Speaker: Theresa Biberauer (University of Cambridge)
Title: 231 and the Final-over-Final Constraint
Date/Time: Tuesday, Mar 20, 1-2p
Location: 32-D461
In terms of the Final-over-Final Constraint (FOFC), structures in which a head-final phrase dominates a head-initial phrase within the same extended projection should be ruled out (cf. Biberauer, Holmberg & Roberts 2007 et seq.). While 2-verb clusters at all stages of Germanic seem to reflect this constraint, the same is apparently not true of 3-verb clusters: as i.a. Wurmbrand (2005), Barbiers (2005), Schmid (2006), Biberauer & Walkden (2010), Biberauer (2010) and Salzmann (2011) observe, a number of West Germanic varieties – notably, West Flemish, certain Swiss German varieties and Afrikaans – feature structures in which 231 orders are either obligatorily or optionally available (3 here refers to the most and 1 to the least deeply embedded verb in the cluster).
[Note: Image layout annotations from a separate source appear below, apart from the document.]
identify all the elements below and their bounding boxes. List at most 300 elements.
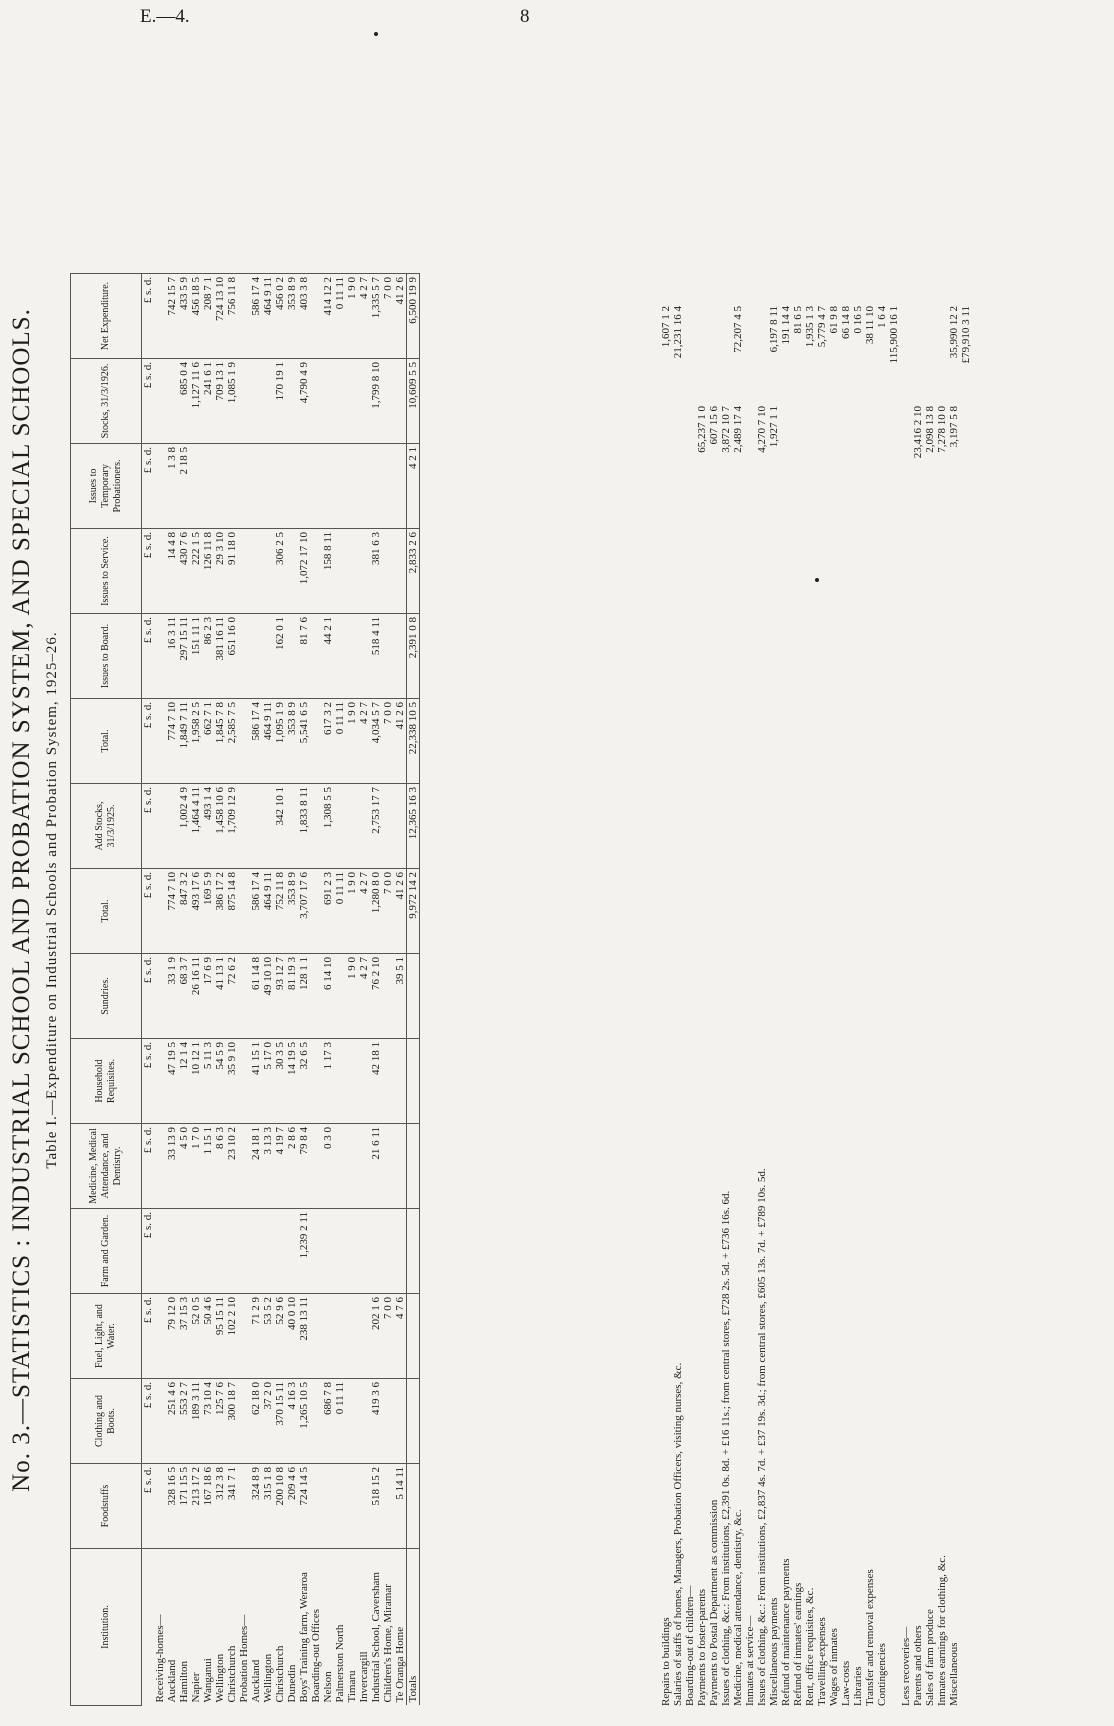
summary-amount — [960, 406, 972, 506]
summary-label: Payments to foster-parents — [696, 1588, 708, 1706]
column-header: Farm and Garden. — [71, 1209, 142, 1294]
amount-cell: 86 2 3 — [202, 614, 214, 699]
amount-cell — [238, 699, 250, 784]
summary-label: Less recoveries— — [900, 1626, 912, 1706]
institution-cell: Auckland — [166, 1549, 178, 1706]
summary-row — [960, 306, 972, 1706]
amount-cell — [154, 869, 166, 954]
summary-label: Issues of clothing, &c.: From institutions, £2,391 0s. 8d. + £16 11s.; from central stores, £728 2s. 5d. + £736 16s. 6d. — [720, 1190, 732, 1706]
amount-cell — [407, 1039, 420, 1124]
column-header: Household Requisites. — [71, 1039, 142, 1124]
amount-cell — [346, 529, 358, 614]
amount-cell: 4 5 0 — [178, 1124, 190, 1209]
amount-cell — [394, 784, 407, 869]
summary-amount — [684, 406, 696, 506]
amount-cell: 875 14 8 — [226, 869, 238, 954]
institution-cell: Hamilton — [178, 1549, 190, 1706]
amount-cell: 49 10 10 — [262, 954, 274, 1039]
amount-cell: 386 17 2 — [214, 869, 226, 954]
amount-cell — [394, 444, 407, 529]
summary-amount: 4,270 7 10 — [756, 406, 768, 453]
column-header: Fuel, Light, and Water. — [71, 1294, 142, 1379]
amount-cell: 2,391 0 8 — [407, 614, 420, 699]
table-row — [190, 274, 202, 1706]
amount-cell: 553 2 7 — [178, 1379, 190, 1464]
amount-cell: 493 17 6 — [190, 869, 202, 954]
institution-cell: Wellington — [262, 1549, 274, 1706]
institution-cell: Napier — [190, 1549, 202, 1706]
amount-cell — [407, 1124, 420, 1209]
table-body — [142, 274, 420, 1706]
amount-cell: 756 11 8 — [226, 274, 238, 359]
amount-cell: 251 4 6 — [166, 1379, 178, 1464]
totals-row — [407, 274, 420, 1706]
amount-cell — [370, 1209, 382, 1294]
amount-cell: 518 15 2 — [370, 1464, 382, 1549]
summary-label: Miscellaneous payments — [768, 1597, 780, 1706]
summary-subtotal — [912, 306, 924, 406]
amount-cell: 0 11 11 — [334, 869, 346, 954]
amount-cell: 1,085 1 9 — [226, 359, 238, 444]
amount-cell — [250, 1209, 262, 1294]
amount-cell: 774 7 10 — [166, 869, 178, 954]
amount-cell: 1,095 1 9 — [274, 699, 286, 784]
amount-cell: 1,458 10 6 — [214, 784, 226, 869]
amount-cell — [286, 444, 298, 529]
column-header: Issues to Temporary Probationers. — [71, 444, 142, 529]
unit-label: £ s. d. — [142, 954, 155, 1039]
summary-amount: 3,872 10 7 — [720, 406, 732, 453]
amount-cell: 71 2 9 — [250, 1294, 262, 1379]
summary-label: Medicine, medical attendance, dentistry, &c. — [732, 1509, 744, 1706]
table-row — [322, 274, 334, 1706]
amount-cell — [382, 954, 394, 1039]
amount-cell — [394, 529, 407, 614]
amount-cell — [358, 1124, 370, 1209]
amount-cell: 0 11 11 — [334, 699, 346, 784]
amount-cell: 315 1 8 — [262, 1464, 274, 1549]
summary-label: Inmates at service— — [744, 1615, 756, 1706]
summary-subtotal: 1 6 4 — [876, 306, 888, 328]
amount-cell — [407, 1209, 420, 1294]
amount-cell — [382, 529, 394, 614]
amount-cell — [310, 1124, 322, 1209]
amount-cell: 4 2 7 — [358, 274, 370, 359]
amount-cell: 6,500 19 9 — [407, 274, 420, 359]
table-row — [346, 274, 358, 1706]
summary-row — [804, 306, 816, 1706]
amount-cell: 0 3 0 — [322, 1124, 334, 1209]
summary-label: Refund of inmates' earnings — [792, 1582, 804, 1706]
institution-cell: Totals — [407, 1549, 420, 1706]
amount-cell — [394, 1039, 407, 1124]
amount-cell — [166, 784, 178, 869]
amount-cell: 709 13 1 — [214, 359, 226, 444]
amount-cell — [286, 614, 298, 699]
amount-cell: 73 10 4 — [202, 1379, 214, 1464]
unit-label: £ s. d. — [142, 699, 155, 784]
amount-cell: 68 3 7 — [178, 954, 190, 1039]
amount-cell: 169 5 9 — [202, 869, 214, 954]
amount-cell: 162 0 1 — [274, 614, 286, 699]
amount-cell — [238, 274, 250, 359]
amount-cell — [154, 784, 166, 869]
amount-cell: 685 0 4 — [178, 359, 190, 444]
amount-cell: 10,609 5 5 — [407, 359, 420, 444]
amount-cell: 353 8 9 — [286, 869, 298, 954]
amount-cell: 81 19 3 — [286, 954, 298, 1039]
column-header: Institution. — [71, 1549, 142, 1706]
amount-cell: 40 0 10 — [286, 1294, 298, 1379]
summary-label: Travelling-expenses — [816, 1617, 828, 1706]
amount-cell: 1,072 17 10 — [298, 529, 310, 614]
amount-cell — [250, 784, 262, 869]
amount-cell — [394, 614, 407, 699]
amount-cell — [346, 1294, 358, 1379]
amount-cell — [382, 1039, 394, 1124]
amount-cell — [322, 1209, 334, 1294]
table-row — [382, 274, 394, 1706]
summary-amount — [672, 406, 684, 506]
summary-subtotal: 6,197 8 11 — [768, 306, 780, 353]
amount-cell: 4 16 3 — [286, 1379, 298, 1464]
summary-row — [708, 306, 720, 1706]
summary-row — [948, 306, 960, 1706]
summary-amount — [852, 406, 864, 506]
amount-cell: 200 10 8 — [274, 1464, 286, 1549]
summary-amount — [780, 406, 792, 506]
institution-cell: Wanganui — [202, 1549, 214, 1706]
amount-cell: 42 18 1 — [370, 1039, 382, 1124]
amount-cell — [154, 359, 166, 444]
amount-cell: 381 6 3 — [370, 529, 382, 614]
amount-cell: 651 16 0 — [226, 614, 238, 699]
amount-cell: 41 13 1 — [214, 954, 226, 1039]
amount-cell — [214, 444, 226, 529]
unit-label — [142, 1549, 155, 1706]
expenditure-table — [70, 273, 420, 1706]
amount-cell — [286, 359, 298, 444]
amount-cell — [310, 1209, 322, 1294]
institution-cell: Timaru — [346, 1549, 358, 1706]
amount-cell: 125 7 6 — [214, 1379, 226, 1464]
amount-cell — [286, 784, 298, 869]
amount-cell: 1 15 1 — [202, 1124, 214, 1209]
amount-cell — [262, 444, 274, 529]
amount-cell — [358, 1379, 370, 1464]
summary-section — [660, 306, 972, 1706]
summary-label: Sales of farm produce — [924, 1609, 936, 1706]
unit-label: £ s. d. — [142, 869, 155, 954]
amount-cell — [238, 1294, 250, 1379]
amount-cell — [154, 1294, 166, 1379]
amount-cell — [322, 444, 334, 529]
summary-label: Refund of maintenance payments — [780, 1558, 792, 1706]
amount-cell — [346, 1039, 358, 1124]
amount-cell: 128 1 1 — [298, 954, 310, 1039]
amount-cell — [358, 614, 370, 699]
amount-cell: 5,541 6 5 — [298, 699, 310, 784]
amount-cell: 16 3 11 — [166, 614, 178, 699]
summary-amount — [900, 406, 912, 506]
amount-cell — [298, 444, 310, 529]
amount-cell — [310, 1294, 322, 1379]
amount-cell: 41 2 6 — [394, 699, 407, 784]
amount-cell — [154, 274, 166, 359]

The purpose of this talk is, firstly, to give an overview of the data, highlighting in particular the extent to which 231 structures are available in Afrikaans, the least well studied of the troublesome Germanic varieties; secondly, to consider the data against the background of existing attempts to account for the FOFC phenomenon (Biberauer, Holmberg & Roberts 2011, Sheehan 2011, Cecchetto 2010, Hawkins 2012), all of which will be shown to fall short in different ways; and, finally, to consider the question of what 231 phenomena suggest about the nature of FOFC and, accordingly, what a successful analysis of this phenomenon might look like.